Philippine Navy Golf Club
- Interactive map of Philippine Navy Golf Club
- 14°31′25″N 121°02′03″E﻿ / ﻿14.5236°N 121.0341°E

Club information
- Location: Taguig, Philippines
- Established: 1976
- Type: Public
- Owner: Philippine Navy Golf Club Inc.
- Operator: Philippine Navy Golf Club Inc.

= Philippine Navy Golf Club =

Public golf course in Taguig, Philippines

The Philippine Navy Golf Club is a public golf course and club in Fort Bonifacio, Taguig, Metro Manila, Philippines.

==History==
The Philippine Navy Golf Club was developed at the site of the former Fort Andres Bonifacio Military Reservation which covers lands that were formerly inalienable or could not be sold or disposed of through other means. On September 29, 1965, then President Diosdado Macapagal issued Proclamation No. 461 which separated portions of land from the reservation and declared them as part of the AFP Officers' Village and also made the transferred land alienable and disposable except for areas reserved for public or quasi-judicial purposes.

The Navy Golf Club was developed in 1976, upon the proposal of Philippine Navy Flag Officer-in-Command Admiral Ernesto Ogbinar. The Navy set up the Philippine Navy Golf Club Inc. to manage the golf club.

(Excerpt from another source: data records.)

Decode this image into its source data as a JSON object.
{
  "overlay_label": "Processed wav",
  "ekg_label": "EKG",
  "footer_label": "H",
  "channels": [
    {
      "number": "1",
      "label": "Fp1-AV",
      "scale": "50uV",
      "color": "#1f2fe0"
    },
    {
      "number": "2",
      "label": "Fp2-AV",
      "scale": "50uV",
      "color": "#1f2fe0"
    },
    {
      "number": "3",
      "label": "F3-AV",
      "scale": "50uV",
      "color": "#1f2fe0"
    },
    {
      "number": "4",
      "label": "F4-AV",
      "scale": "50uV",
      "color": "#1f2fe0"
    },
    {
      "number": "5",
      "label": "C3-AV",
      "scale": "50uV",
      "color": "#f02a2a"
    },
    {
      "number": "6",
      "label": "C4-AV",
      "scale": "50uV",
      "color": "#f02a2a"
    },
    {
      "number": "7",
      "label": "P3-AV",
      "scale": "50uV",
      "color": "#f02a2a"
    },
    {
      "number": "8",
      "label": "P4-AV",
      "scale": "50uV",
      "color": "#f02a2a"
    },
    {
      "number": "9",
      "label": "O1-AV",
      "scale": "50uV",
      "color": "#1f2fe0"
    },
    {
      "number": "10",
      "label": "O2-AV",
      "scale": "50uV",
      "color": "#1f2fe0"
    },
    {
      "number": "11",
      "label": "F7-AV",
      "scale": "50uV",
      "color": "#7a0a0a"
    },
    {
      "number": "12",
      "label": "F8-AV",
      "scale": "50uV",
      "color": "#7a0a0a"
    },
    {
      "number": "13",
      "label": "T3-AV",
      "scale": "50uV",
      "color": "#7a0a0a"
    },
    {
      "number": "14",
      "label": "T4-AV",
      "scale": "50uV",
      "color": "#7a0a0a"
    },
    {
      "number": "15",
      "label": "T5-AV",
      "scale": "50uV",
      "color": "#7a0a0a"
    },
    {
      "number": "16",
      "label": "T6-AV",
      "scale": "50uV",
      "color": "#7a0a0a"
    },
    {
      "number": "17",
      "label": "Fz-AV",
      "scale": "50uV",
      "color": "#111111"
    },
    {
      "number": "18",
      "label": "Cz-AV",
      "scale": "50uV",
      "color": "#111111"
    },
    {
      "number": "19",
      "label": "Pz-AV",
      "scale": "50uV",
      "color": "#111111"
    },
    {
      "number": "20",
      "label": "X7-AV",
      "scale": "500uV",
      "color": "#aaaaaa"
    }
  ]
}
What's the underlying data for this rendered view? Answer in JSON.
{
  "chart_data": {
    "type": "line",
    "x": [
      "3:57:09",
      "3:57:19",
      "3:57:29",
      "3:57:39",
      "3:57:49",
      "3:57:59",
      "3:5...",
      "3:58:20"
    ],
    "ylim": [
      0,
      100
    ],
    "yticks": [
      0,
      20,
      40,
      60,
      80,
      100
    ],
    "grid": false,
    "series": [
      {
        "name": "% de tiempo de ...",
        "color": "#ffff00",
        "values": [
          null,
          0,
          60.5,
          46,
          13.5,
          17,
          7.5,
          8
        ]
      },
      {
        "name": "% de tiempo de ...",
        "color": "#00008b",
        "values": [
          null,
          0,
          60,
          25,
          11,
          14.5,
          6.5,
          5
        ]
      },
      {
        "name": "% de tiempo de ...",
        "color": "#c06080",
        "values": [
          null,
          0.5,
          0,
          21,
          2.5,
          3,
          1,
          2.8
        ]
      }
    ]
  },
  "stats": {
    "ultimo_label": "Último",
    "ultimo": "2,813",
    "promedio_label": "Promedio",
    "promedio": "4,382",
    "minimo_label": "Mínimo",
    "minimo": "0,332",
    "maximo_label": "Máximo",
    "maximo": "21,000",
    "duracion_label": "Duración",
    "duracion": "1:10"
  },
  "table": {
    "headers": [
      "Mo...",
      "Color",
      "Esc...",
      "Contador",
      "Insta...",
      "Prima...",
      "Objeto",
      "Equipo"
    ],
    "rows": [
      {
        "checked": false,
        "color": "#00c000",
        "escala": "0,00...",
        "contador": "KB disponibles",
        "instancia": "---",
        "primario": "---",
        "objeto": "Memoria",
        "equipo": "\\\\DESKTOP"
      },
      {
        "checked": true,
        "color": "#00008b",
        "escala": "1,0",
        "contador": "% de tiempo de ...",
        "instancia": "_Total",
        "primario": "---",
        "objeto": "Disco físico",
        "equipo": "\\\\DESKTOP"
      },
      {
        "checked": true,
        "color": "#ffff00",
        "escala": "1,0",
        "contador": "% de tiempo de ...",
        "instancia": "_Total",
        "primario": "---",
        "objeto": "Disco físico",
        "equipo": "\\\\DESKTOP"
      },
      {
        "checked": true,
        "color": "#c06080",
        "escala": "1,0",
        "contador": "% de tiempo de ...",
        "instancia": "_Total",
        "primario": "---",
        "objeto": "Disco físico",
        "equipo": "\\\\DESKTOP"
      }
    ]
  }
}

===Land ownership dispute===
The status of the golf course's land was in dispute. It was argued that the Philippine Navy wrongly took over lots owned by Merardo Abaya, Ruben Follosco, Elias Santa Clara and the heirs of Angelito Maglonzo which were part of the AFP Officers' Village to develop a golf course. The Philippine Navy insists that the golf course was built in inalienable land citing Proclamation No. 461 and pointed out the golf course' purpose as a security buffer and training ground for the navy to support its claim that the golf course should be considered as public land. However the legal case culminated in 2020, with the Supreme Court ruling in favor of Abaya, Fullosco, Santa Clara, and Maglonzo. The high court disagreed with the Navy's arguments pointed out that Proclamation No. 461 which was issued in 1965 can't be used to claim land intended as housing for military veterans for other purposes.